Generally: Poor positioning of the patient and the practitioner
1) Can’t place the facemask directly on skin – beard, NG tube
2) Can’t fit mask over mid face (mask too large or too small) – facial trauma, broken nose, craniofacial defects
3) Can’t fit mask over bottom of face or chin (mask too large or too small) – large jaw eg acromegaly or high BMI, receding jaw, patients with dentures especially after the dentures are removed

What can you do?

  • Use 2 handed techniques if you’re using 1 handed techniques and getting a bad seal
  • Tape over the beard with tegaderm – plastic + plastic is a better seal
  • Gently pushing the soft tissue inward into the mask before adding a jaw thrust to help with the seal
  • Adding adjuncts in to help (eg. oropharyngeal and nasopharyngeal airways) a higher % of the gas to enter the patient’s mouth rather than leaking out the side
  • Using high flow nasal oxygen (Optiflow) to oxygenate (assuming the nasopharynx onward is patent)
  • Moving on to another step – see below
Keeping the airway patent

Some patients have a large amount of soft tissue or very tight soft tissue after radiation therapy, or sometimes have some other obstruction in the mouth, throat, larynx eg. foreign body, tumour, large tonsils that makes it difficult for the gas mix to enter the airway despite having a good seal over the face.

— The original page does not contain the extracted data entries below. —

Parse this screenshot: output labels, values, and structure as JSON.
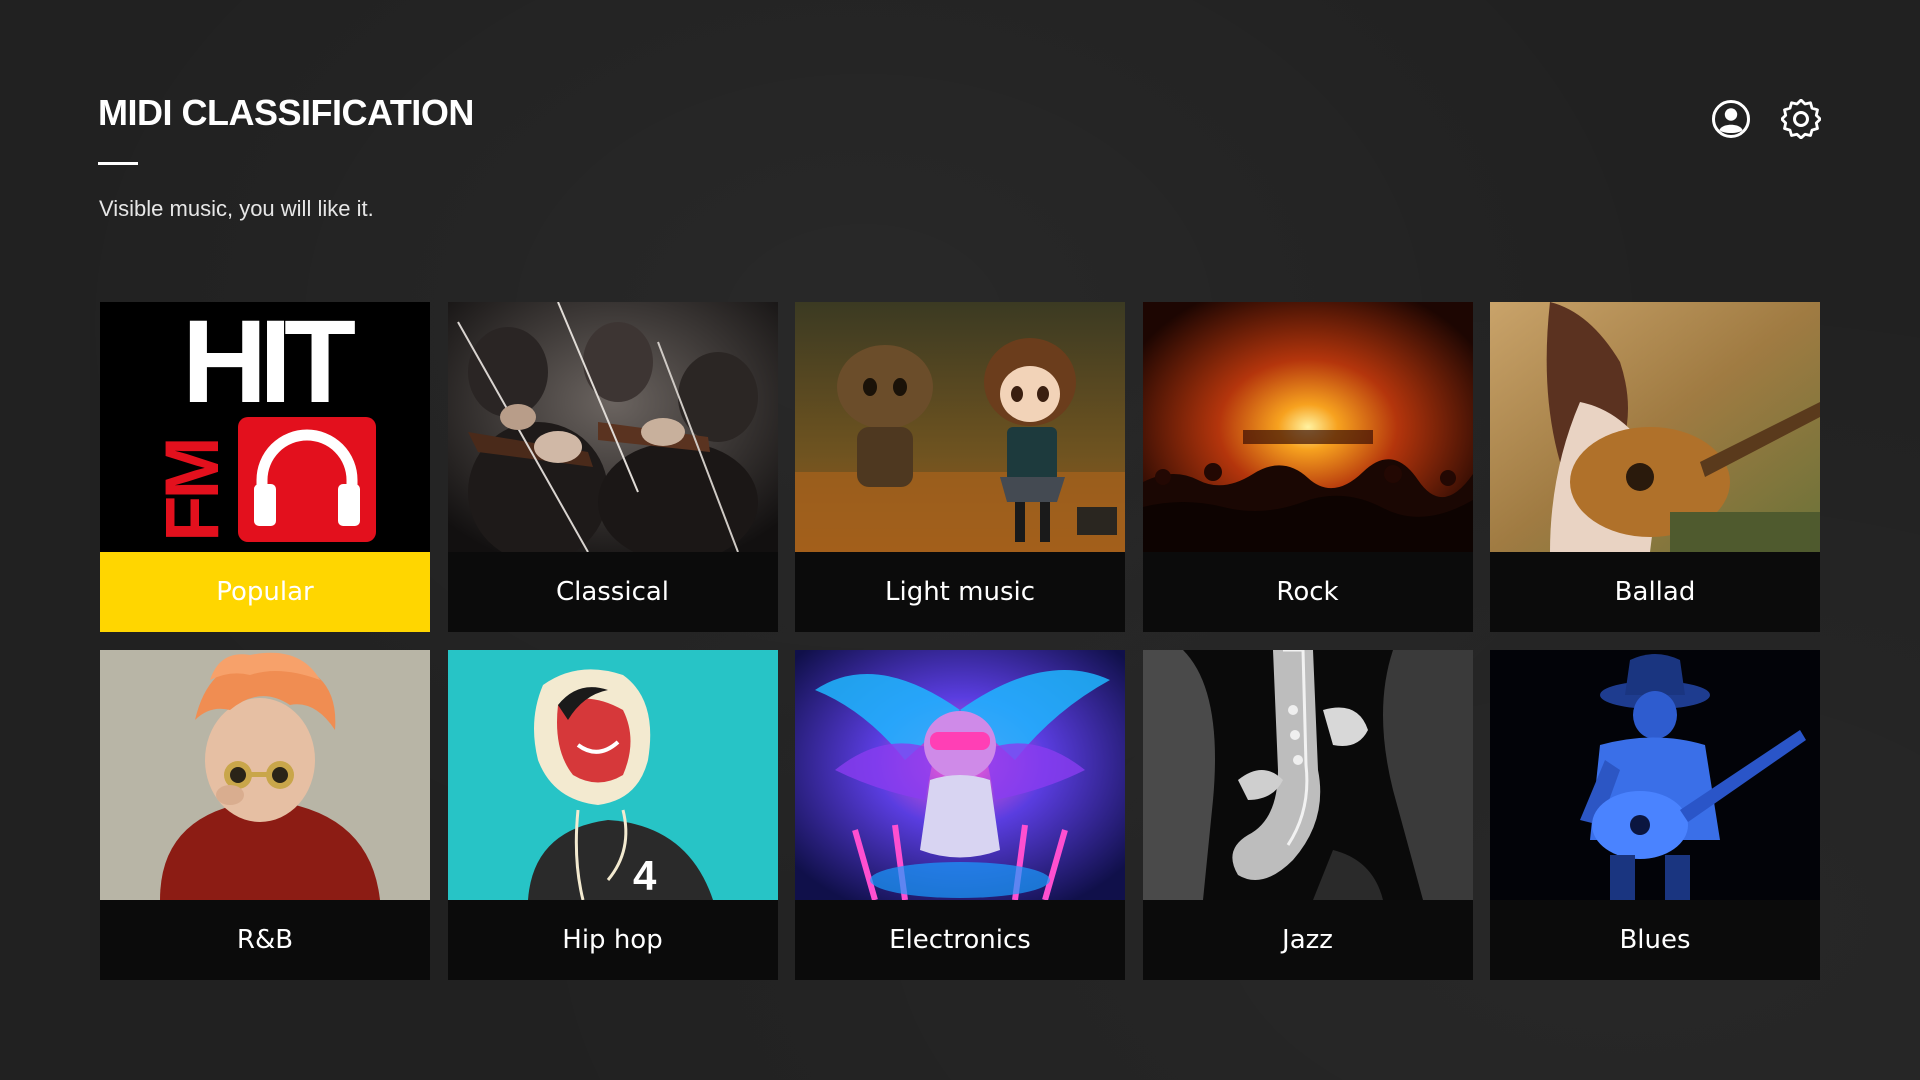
{
  "header": {
    "title": "MIDI CLASSIFICATION",
    "subtitle": "Visible music, you will like it."
  },
  "toolbar": {
    "icons": [
      "user-icon",
      "settings-icon"
    ]
  },
  "colors": {
    "background": "#212121",
    "accent": "#ffd600",
    "label_bg": "#0b0b0b",
    "hitfm_red": "#e3101d"
  },
  "categories": [
    {
      "label": "Popular",
      "art": "hit-fm-logo",
      "selected": true
    },
    {
      "label": "Classical",
      "art": "orchestra-violins-photo",
      "selected": false
    },
    {
      "label": "Light music",
      "art": "anime-figurines-photo",
      "selected": false
    },
    {
      "label": "Rock",
      "art": "concert-crowd-photo",
      "selected": false
    },
    {
      "label": "Ballad",
      "art": "acoustic-guitar-girl-photo",
      "selected": false
    },
    {
      "label": "R&B",
      "art": "orange-hair-singer-photo",
      "selected": false
    },
    {
      "label": "Hip hop",
      "art": "hip-hop-illustration",
      "selected": false
    },
    {
      "label": "Electronics",
      "art": "neon-dj-character-art",
      "selected": false
    },
    {
      "label": "Jazz",
      "art": "saxophone-player-photo",
      "selected": false
    },
    {
      "label": "Blues",
      "art": "blues-guitarist-photo",
      "selected": false
    }
  ],
  "logo": {
    "line1": "HIT",
    "line2": "FM"
  }
}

This can really tire your hands out as you’re having to lift the patient’s face very hard up into the mask and at the same time keep the mask pressed firmly onto the patient’s face.

What can you do?

  • Use 2 handed techniques if you’re using 1 handed techniques and getting a bad seal
  • Using a higher flow might help improve the mass flow of gas mix into the trachea past the soft tissue
  • Add adjuncts in to help (eg. oropharyngeal and nasopharyngeal airways) a higher % of the gas to enter the airway

A suggested troubleshooting plan for unanticipated difficult face mask oxygenation/ventilation is presented in the video below:

If you think there are risk factors for difficult ventilation, plan ahead and make sure you and your team are aware of what difficulties you might face and what your plan is. You need the appropriate people, equipment, and drugs ready for any of the above plans, and it is better to be over prepared than underprepared. It takes time to draw up medications and to set up for Optiflow so it is always better to take an addition 5-10 minutes getting everything ready before you put the patient to sleep than to try to ask the ODP, ward nurse or theatre staff to do it midway through induction because you can’t leave the patient.